#BeenRapedNeverReported: Why I blog anonymously

In 2014 this hashtag became viral on Twitter. I recently found out, because I don’t have twitter. Let me first say that I think it’s a good thing this went viral. I feel this issue doesn’t have enough attention within our governments/police etc. But it is so important that the law/procedures will change, so more rapists/abusers can get caught. I already wrote about this before. Sometimes it feels to me as if the current procedure is like an invitation for the perps. You don’t get caught, so why not do it if you’re a pervert? This hashtag can apply to both men and women.

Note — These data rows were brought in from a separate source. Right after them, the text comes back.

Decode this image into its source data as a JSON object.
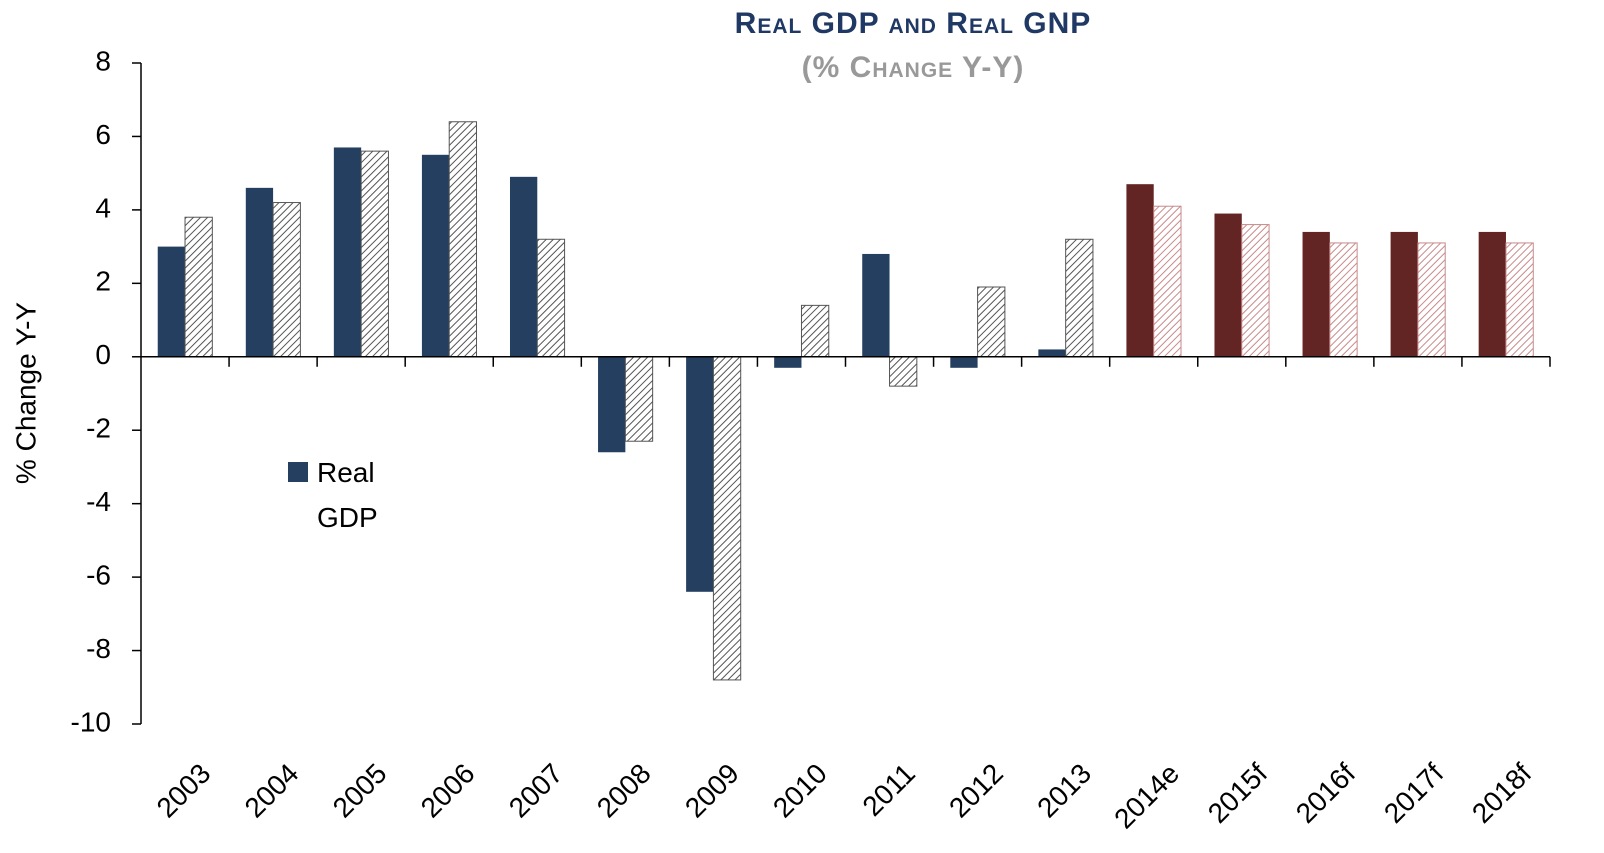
{
  "chart_data": {
    "type": "bar",
    "title": "Real GDP and Real GNP",
    "subtitle": "(% Change Y-Y)",
    "y_label": "% Change Y-Y",
    "categories": [
      "2003",
      "2004",
      "2005",
      "2006",
      "2007",
      "2008",
      "2009",
      "2010",
      "2011",
      "2012",
      "2013",
      "2014e",
      "2015f",
      "2016f",
      "2017f",
      "2018f"
    ],
    "series": [
      {
        "name": "Real GDP",
        "color": "#243f60",
        "hatch": false,
        "colors": [
          "#243f60",
          "#243f60",
          "#243f60",
          "#243f60",
          "#243f60",
          "#243f60",
          "#243f60",
          "#243f60",
          "#243f60",
          "#243f60",
          "#243f60",
          "#632523",
          "#632523",
          "#632523",
          "#632523",
          "#632523"
        ],
        "values": [
          3.0,
          4.6,
          5.7,
          5.5,
          4.9,
          -2.6,
          -6.4,
          -0.3,
          2.8,
          -0.3,
          0.2,
          4.7,
          3.9,
          3.4,
          3.4,
          3.4
        ]
      },
      {
        "color": "#555555",
        "hatch": true,
        "colors": [
          "#555555",
          "#555555",
          "#555555",
          "#555555",
          "#555555",
          "#555555",
          "#555555",
          "#555555",
          "#555555",
          "#555555",
          "#555555",
          "#c88a8a",
          "#c88a8a",
          "#c88a8a",
          "#c88a8a",
          "#c88a8a"
        ],
        "values": [
          3.8,
          4.2,
          5.6,
          6.4,
          3.2,
          -2.3,
          -8.8,
          1.4,
          -0.8,
          1.9,
          3.2,
          4.1,
          3.6,
          3.1,
          3.1,
          3.1
        ]
      }
    ],
    "ylim": [
      -10,
      8
    ],
    "yticks": [
      -10,
      -8,
      -6,
      -4,
      -2,
      0,
      2,
      4,
      6,
      8
    ],
    "grid": false,
    "legend": "left"
  }
}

Despite this being a good thing, it might not be suited for your situation to join in. At first glance I didn’t realize this, but if I had twitter I shouldn’t have done this. The stigma is too big. There are people who know (partially) about my history of being sexually abused. Mainly professionals. Sometimes I regret I told it, because of the way they put it in your (medical/psychological) file. Such a big secret and it is right there on the first page of my first gynaecologist consultation. But overall it helps that some people know about it. Especially that my partner knows it, because he helps me tremendously with it and overall the burden became less. It also helps when doctors know I have PTSD (they usually don’t know why), because they might understand my behaviour better and why I only want women and don’t like being touched. This does depend on the person though, not everyone can deal with it/me.

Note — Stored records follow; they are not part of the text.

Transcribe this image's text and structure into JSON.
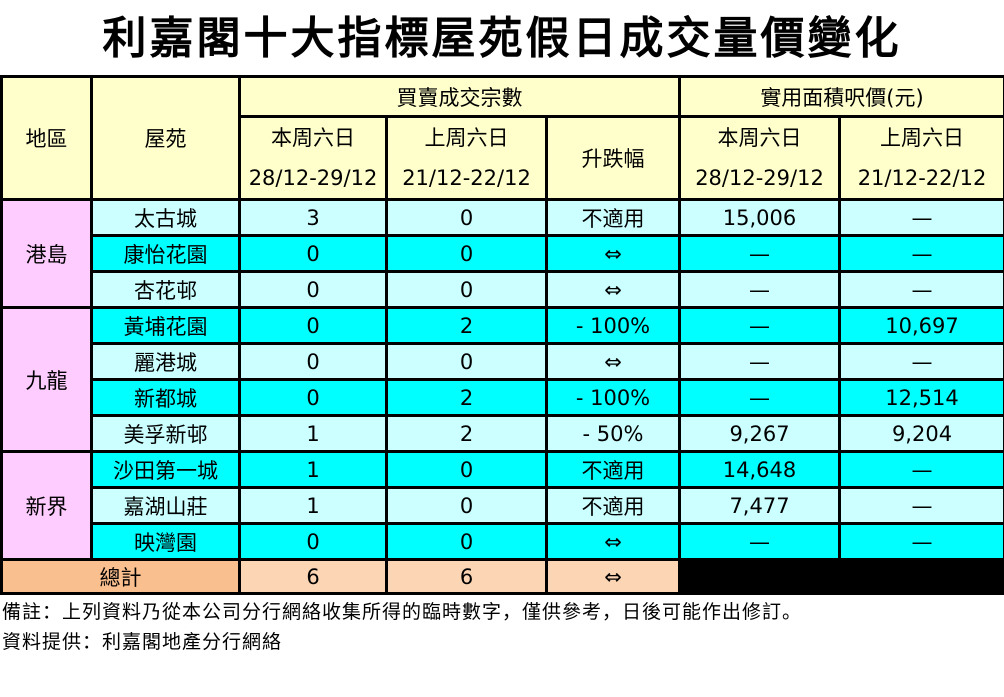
{
  "title": "利嘉閣十大指標屋苑假日成交量價變化",
  "header": {
    "region": "地區",
    "estate": "屋苑",
    "group_transactions": "買賣成交宗數",
    "group_price": "實用面積呎價(元)",
    "this_week": "本周六日",
    "this_week_dates": "28/12-29/12",
    "last_week": "上周六日",
    "last_week_dates": "21/12-22/12",
    "change": "升跌幅"
  },
  "regions": [
    {
      "name": "港島",
      "rows": [
        {
          "estate": "太古城",
          "tx_this": "3",
          "tx_last": "0",
          "change": "不適用",
          "price_this": "15,006",
          "price_last": "—"
        },
        {
          "estate": "康怡花園",
          "tx_this": "0",
          "tx_last": "0",
          "change": "⇔",
          "price_this": "—",
          "price_last": "—"
        },
        {
          "estate": "杏花邨",
          "tx_this": "0",
          "tx_last": "0",
          "change": "⇔",
          "price_this": "—",
          "price_last": "—"
        }
      ]
    },
    {
      "name": "九龍",
      "rows": [
        {
          "estate": "黃埔花園",
          "tx_this": "0",
          "tx_last": "2",
          "change": "- 100%",
          "price_this": "—",
          "price_last": "10,697"
        },
        {
          "estate": "麗港城",
          "tx_this": "0",
          "tx_last": "0",
          "change": "⇔",
          "price_this": "—",
          "price_last": "—"
        },
        {
          "estate": "新都城",
          "tx_this": "0",
          "tx_last": "2",
          "change": "- 100%",
          "price_this": "—",
          "price_last": "12,514"
        },
        {
          "estate": "美孚新邨",
          "tx_this": "1",
          "tx_last": "2",
          "change": "- 50%",
          "price_this": "9,267",
          "price_last": "9,204"
        }
      ]
    },
    {
      "name": "新界",
      "rows": [
        {
          "estate": "沙田第一城",
          "tx_this": "1",
          "tx_last": "0",
          "change": "不適用",
          "price_this": "14,648",
          "price_last": "—"
        },
        {
          "estate": "嘉湖山莊",
          "tx_this": "1",
          "tx_last": "0",
          "change": "不適用",
          "price_this": "7,477",
          "price_last": "—"
        },
        {
          "estate": "映灣園",
          "tx_this": "0",
          "tx_last": "0",
          "change": "⇔",
          "price_this": "—",
          "price_last": "—"
        }
      ]
    }
  ],
  "total": {
    "label": "總計",
    "tx_this": "6",
    "tx_last": "6",
    "change": "⇔"
  },
  "notes": {
    "remark": "備註：上列資料乃從本公司分行網絡收集所得的臨時數字，僅供參考，日後可能作出修訂。",
    "source": "資料提供：利嘉閣地產分行網絡"
  },
  "colors": {
    "header": "#ffffcc",
    "region": "#ffccff",
    "row_light": "#ccffff",
    "row_dark": "#00ffff",
    "total_label": "#fabf8f",
    "total": "#fcd5b4"
  }
}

However, putting it on twitter means basically everyone can read it, google it forever, and it’s under your name. This might have negative consequences, although it shouldn’t be this way. For example: e told the best friend of my partner I was raped, since he was having contact with one of my rapists and we wanted him to know why we couldn’t attend parties. But he didn’t believe me and spread the rumour among other people, such as people at school. I’m still having negative consequences because of that, which made me cautious. This information is now on a more strict need-to-know basis.

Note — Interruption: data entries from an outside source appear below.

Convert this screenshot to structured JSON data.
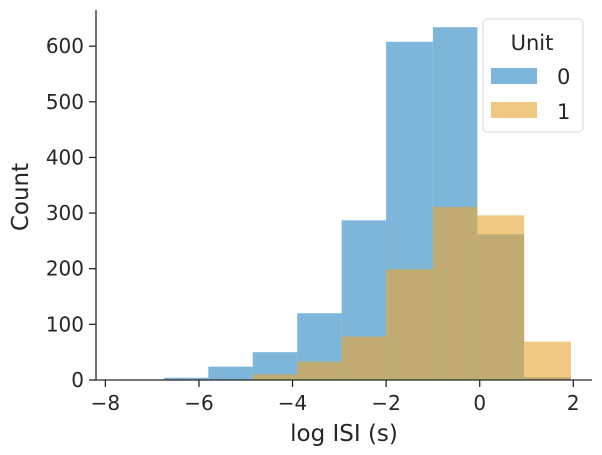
{
  "chart_data": {
    "type": "bar",
    "subtype": "overlaid-histogram",
    "xlabel": "log ISI (s)",
    "ylabel": "Count",
    "xlim": [
      -8.2,
      2.4
    ],
    "ylim": [
      0,
      665
    ],
    "xticks": [
      -8,
      -6,
      -4,
      -2,
      0,
      2
    ],
    "xtick_labels": [
      "−8",
      "−6",
      "−4",
      "−2",
      "0",
      "2"
    ],
    "yticks": [
      0,
      100,
      200,
      300,
      400,
      500,
      600
    ],
    "ytick_labels": [
      "0",
      "100",
      "200",
      "300",
      "400",
      "500",
      "600"
    ],
    "legend": {
      "title": "Unit",
      "position": "top-right"
    },
    "series": [
      {
        "name": "0",
        "color": "#4c9acb",
        "opacity": 0.72,
        "bins": [
          [
            -7.7,
            -6.75,
            1
          ],
          [
            -6.75,
            -5.8,
            4
          ],
          [
            -5.8,
            -4.85,
            24
          ],
          [
            -4.85,
            -3.9,
            50
          ],
          [
            -3.9,
            -2.95,
            120
          ],
          [
            -2.95,
            -2.0,
            287
          ],
          [
            -2.0,
            -1.0,
            608
          ],
          [
            -1.0,
            -0.05,
            634
          ],
          [
            -0.05,
            0.95,
            262
          ],
          [
            0.95,
            1.95,
            5
          ]
        ]
      },
      {
        "name": "1",
        "color": "#e8a634",
        "opacity": 0.62,
        "bins": [
          [
            -4.85,
            -3.9,
            10
          ],
          [
            -3.9,
            -2.95,
            33
          ],
          [
            -2.95,
            -2.0,
            78
          ],
          [
            -2.0,
            -1.0,
            199
          ],
          [
            -1.0,
            -0.05,
            311
          ],
          [
            -0.05,
            0.95,
            296
          ],
          [
            0.95,
            1.95,
            69
          ]
        ]
      }
    ]
  }
}
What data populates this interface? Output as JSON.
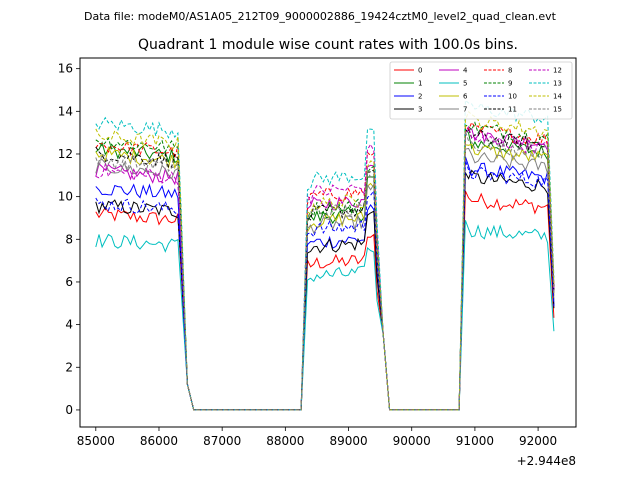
{
  "chart_data": {
    "type": "line",
    "suptitle": "Data file: modeM0/AS1A05_212T09_9000002886_19424cztM0_level2_quad_clean.evt",
    "title": "Quadrant 1 module wise count rates with 100.0s bins.",
    "xlabel": "",
    "ylabel": "",
    "x_offset_label": "+2.944e8",
    "xlim": [
      84750,
      92600
    ],
    "ylim": [
      -0.8,
      16.5
    ],
    "xticks": [
      85000,
      86000,
      87000,
      88000,
      89000,
      90000,
      91000,
      92000
    ],
    "xtick_labels": [
      "85000",
      "86000",
      "87000",
      "88000",
      "89000",
      "90000",
      "91000",
      "92000"
    ],
    "yticks": [
      0,
      2,
      4,
      6,
      8,
      10,
      12,
      14,
      16
    ],
    "ytick_labels": [
      "0",
      "2",
      "4",
      "6",
      "8",
      "10",
      "12",
      "14",
      "16"
    ],
    "legend_position": "top-right",
    "segments": [
      {
        "start": 85000,
        "end": 86300,
        "edge": 86350
      },
      {
        "start": 88350,
        "end": 89400,
        "edge": 89450
      },
      {
        "start": 90850,
        "end": 92150,
        "edge": 92250
      }
    ],
    "gap_ranges": [
      [
        86550,
        88250
      ],
      [
        89650,
        90750
      ]
    ],
    "series": [
      {
        "name": "0",
        "color": "#ff0000",
        "dashed": false,
        "level": [
          9.0,
          7.0,
          9.6
        ]
      },
      {
        "name": "1",
        "color": "#008000",
        "dashed": false,
        "level": [
          12.0,
          9.2,
          12.2
        ]
      },
      {
        "name": "2",
        "color": "#0000ff",
        "dashed": false,
        "level": [
          10.2,
          8.0,
          11.0
        ]
      },
      {
        "name": "3",
        "color": "#000000",
        "dashed": false,
        "level": [
          9.4,
          7.8,
          10.6
        ]
      },
      {
        "name": "4",
        "color": "#bf00bf",
        "dashed": false,
        "level": [
          11.0,
          9.8,
          12.6
        ]
      },
      {
        "name": "5",
        "color": "#00bfbf",
        "dashed": false,
        "level": [
          7.8,
          6.4,
          8.2
        ]
      },
      {
        "name": "6",
        "color": "#bfbf00",
        "dashed": false,
        "level": [
          11.8,
          9.0,
          11.9
        ]
      },
      {
        "name": "7",
        "color": "#808080",
        "dashed": false,
        "level": [
          11.2,
          8.8,
          11.5
        ]
      },
      {
        "name": "8",
        "color": "#ff0000",
        "dashed": true,
        "level": [
          12.2,
          10.2,
          12.8
        ]
      },
      {
        "name": "9",
        "color": "#008000",
        "dashed": true,
        "level": [
          12.4,
          9.6,
          12.9
        ]
      },
      {
        "name": "10",
        "color": "#0000ff",
        "dashed": true,
        "level": [
          9.5,
          8.6,
          10.8
        ]
      },
      {
        "name": "11",
        "color": "#000000",
        "dashed": true,
        "level": [
          11.8,
          9.4,
          12.5
        ]
      },
      {
        "name": "12",
        "color": "#bf00bf",
        "dashed": true,
        "level": [
          11.0,
          10.4,
          12.4
        ]
      },
      {
        "name": "13",
        "color": "#00bfbf",
        "dashed": true,
        "level": [
          13.2,
          11.0,
          13.8
        ]
      },
      {
        "name": "14",
        "color": "#bfbf00",
        "dashed": true,
        "level": [
          12.6,
          9.8,
          13.2
        ]
      },
      {
        "name": "15",
        "color": "#808080",
        "dashed": true,
        "level": [
          11.5,
          9.4,
          12.2
        ]
      }
    ]
  }
}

It helps me to read the stories and advice of other people. I also have this urge to help other people. To share my story, so maybe it won’t happen to other people or maybe if it already happened it makes the burden slightly less. To make myself a bit less vulnerable I blog anonymously. It doesn’t feel anonymous to me though. I talk about everything and I don’t change facts. I’m very open. All you don’t know is my adress and my full name. If someone who knows me, finds my blog, he/she will immediately know it’s me. I hope this is a good solution, despite all the articles on blogging who state you should never do it anonymously. Just because it is anonymous, doesn’t mean it isn’t true or not personal.

[Picture with the text: We believe you #beenrapedneverreported.]

I sincerely hope this hashtag doesn’t apply to you. If it does I hope you can find some solace in for example online communities such as blogs. Do what is best for you and your situation, general guidelines don’t have to apply to you (in my experience they usually don’t).


2 thoughts on “#BeenRapedNeverReported: Why I blog anonymously

    1. Thank you for your comment. I agree, it’s disgusting really. With the current system they can just keep going on, the chance they get caught is extremely low and the sentences are often laughable. I hope you don’t have negative consequences because you didn’t go anonymous.